L’Annuncio missionario

 

L’annuncio profetico dell’apostolo è una parola ricevuta gelosamente in custodia ed altrettanto gelosamente trasmessa. E quanto dice Paolo nella seconda lettura: «Vi ho trasmesso quello che anch’io ho ricevuto» (v. 3). L’apostolo è legato a una fonte alla quale prima di tutti egli stesso si è dissetato, e trasmette quanto ha ricevuto. Tra l’accogliere e il trasmettere c’è la sua vita, che è frutto e sintesi di questi due verbi: coniugando con la vita il ricevere e il trasmettere, il cristiano matura e si costituisce anello di congiunzione in quella catena misteriosa che è il cammino di discepolato.

Il mistero di Cristo costituisce il contenuto di questa «traditio»: Cristo ‑morto per i nostri peccati ‑ risorto ‑ apparso ai dodici. E’ lo stesso contenuto del discorso di Pietro dopo la guarigione dello storpio: «Voi avete ucciso l’autore della vita. Ma Dio l’ha risuscitato dai morti e di questo noi siamo testimoni» (At 3,15).
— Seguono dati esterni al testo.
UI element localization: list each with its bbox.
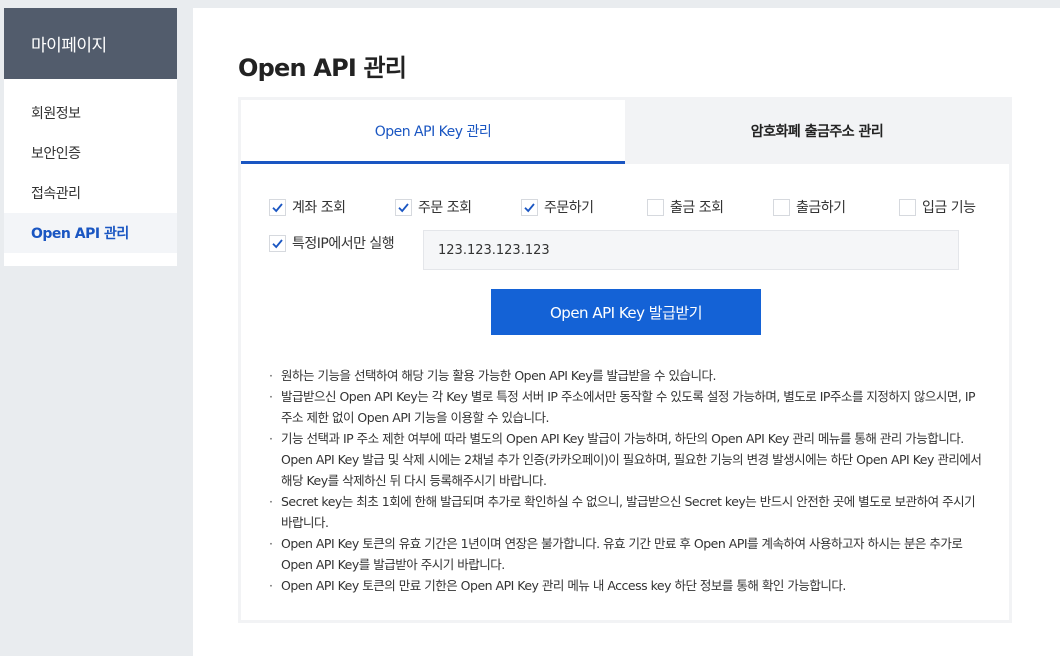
permission-order-query[interactable]: 주문 조회 xyxy=(395,197,472,217)
notice-item: 원하는 기능을 선택하여 해당 기능 활용 가능한 Open API Key를 … xyxy=(269,365,985,386)
checkbox[interactable] xyxy=(521,198,538,216)
tab-open-api-key[interactable]: Open API Key 관리 xyxy=(241,100,625,164)
checkbox-label: 출금하기 xyxy=(796,200,846,216)
tab-bar: Open API Key 관리 암호화폐 출금주소 관리 xyxy=(241,100,1009,164)
sidebar-item-member-info[interactable]: 회원정보 xyxy=(4,93,177,133)
permission-account-query[interactable]: 계좌 조회 xyxy=(269,197,346,217)
sidebar-item-access[interactable]: 접속관리 xyxy=(4,173,177,213)
api-panel: Open API Key 관리 암호화폐 출금주소 관리 계좌 조회 주문 조회… xyxy=(238,97,1012,623)
tab-withdraw-address[interactable]: 암호화폐 출금주소 관리 xyxy=(625,100,1009,164)
sidebar-item-security[interactable]: 보안인증 xyxy=(4,133,177,173)
notice-item: 기능 선택과 IP 주소 제한 여부에 따라 별도의 Open API Key … xyxy=(269,428,985,491)
permission-deposit[interactable]: 입금 기능 xyxy=(899,197,976,217)
check-icon xyxy=(398,202,409,212)
checkbox-label: 계좌 조회 xyxy=(292,200,346,216)
sidebar-item-open-api[interactable]: Open API 관리 xyxy=(4,213,177,253)
checkbox[interactable] xyxy=(647,198,664,216)
permission-order[interactable]: 주문하기 xyxy=(521,197,594,217)
notice-item: 발급받으신 Open API Key는 각 Key 별로 특정 서버 IP 주소… xyxy=(269,386,985,428)
ip-address-input[interactable]: 123.123.123.123 xyxy=(423,230,959,270)
check-icon xyxy=(524,202,535,212)
checkbox[interactable] xyxy=(269,234,286,252)
check-icon xyxy=(272,202,283,212)
checkbox-label: 출금 조회 xyxy=(670,200,724,216)
check-icon xyxy=(272,238,283,248)
sidebar-menu: 회원정보 보안인증 접속관리 Open API 관리 xyxy=(4,79,177,253)
main-content: Open API 관리 Open API Key 관리 암호화폐 출금주소 관리… xyxy=(193,8,1060,656)
notice-item: Open API Key 토큰의 유효 기간은 1년이며 연장은 불가합니다. … xyxy=(269,533,985,575)
checkbox[interactable] xyxy=(773,198,790,216)
checkbox-label: 주문 조회 xyxy=(418,200,472,216)
permission-checkboxes: 계좌 조회 주문 조회 주문하기 출금 조회 출금하기 입금 기능 xyxy=(269,197,989,221)
checkbox[interactable] xyxy=(395,198,412,216)
checkbox-label: 입금 기능 xyxy=(922,200,976,216)
checkbox-label: 주문하기 xyxy=(544,200,594,216)
sidebar: 마이페이지 회원정보 보안인증 접속관리 Open API 관리 xyxy=(4,8,177,266)
checkbox[interactable] xyxy=(899,198,916,216)
permission-withdraw-query[interactable]: 출금 조회 xyxy=(647,197,724,217)
checkbox[interactable] xyxy=(269,198,286,216)
checkbox-label: 특정IP에서만 실행 xyxy=(292,236,395,252)
page-title: Open API 관리 xyxy=(238,54,407,82)
issue-api-key-button[interactable]: Open API Key 발급받기 xyxy=(491,289,761,335)
notice-item: Secret key는 최초 1회에 한해 발급되며 추가로 확인하실 수 없으… xyxy=(269,491,985,533)
notice-list: 원하는 기능을 선택하여 해당 기능 활용 가능한 Open API Key를 … xyxy=(269,365,985,596)
notice-item: Open API Key 토큰의 만료 기한은 Open API Key 관리 … xyxy=(269,575,985,596)
permission-withdraw[interactable]: 출금하기 xyxy=(773,197,846,217)
ip-restriction-checkbox[interactable]: 특정IP에서만 실행 xyxy=(269,233,395,253)
sidebar-title: 마이페이지 xyxy=(4,8,177,79)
E’ una formula tanto sintetica quanto densa e completa nel contenuto; in essa c’è tutto il mistero di Gesù, della sua identità personale e della sua storia, e c’è tutta l’implicanza ecclesiale.

Ciò che rende vera la vocazione di ognuno, ciò che dà ad ogni cristiano la fisionomia di un chiamato (al di là delle innumerevoli specificazioni vocazionali) è la capacità di testimoniare il «risorto». Infatti il messaggio di Cristo risorto fa presa sull’uomo non tanto per via di convinzione, ma per via di conversione: l’uomo crederà alla risurrezione non per le nostre parole, ma per la nostra vita. Se siamo capaci di mostrare che egli ci rende vivi, l’uomo crederà ad un futuro di vita; il corpo risorto di Cristo oggi è nelle membra dei suoi discepoli; se queste membra vivono la vivacità dell’amore, renderanno credibile il messaggio di vita di Cristo. E sarà questo il compito più alto che si possa assolvere nella fedeltà a Dio e all’uomo.

 

Dio di infinita grandezza, che affidi alle nostre labbra impure e alle nostre fragili mani il compito di portare agli uomini l’annunzio del vangelo, sostienici con il tuo Spirito, perché la tua parola, accolta da cuori aperti e generosi, fruttifichi in ogni parte della terra.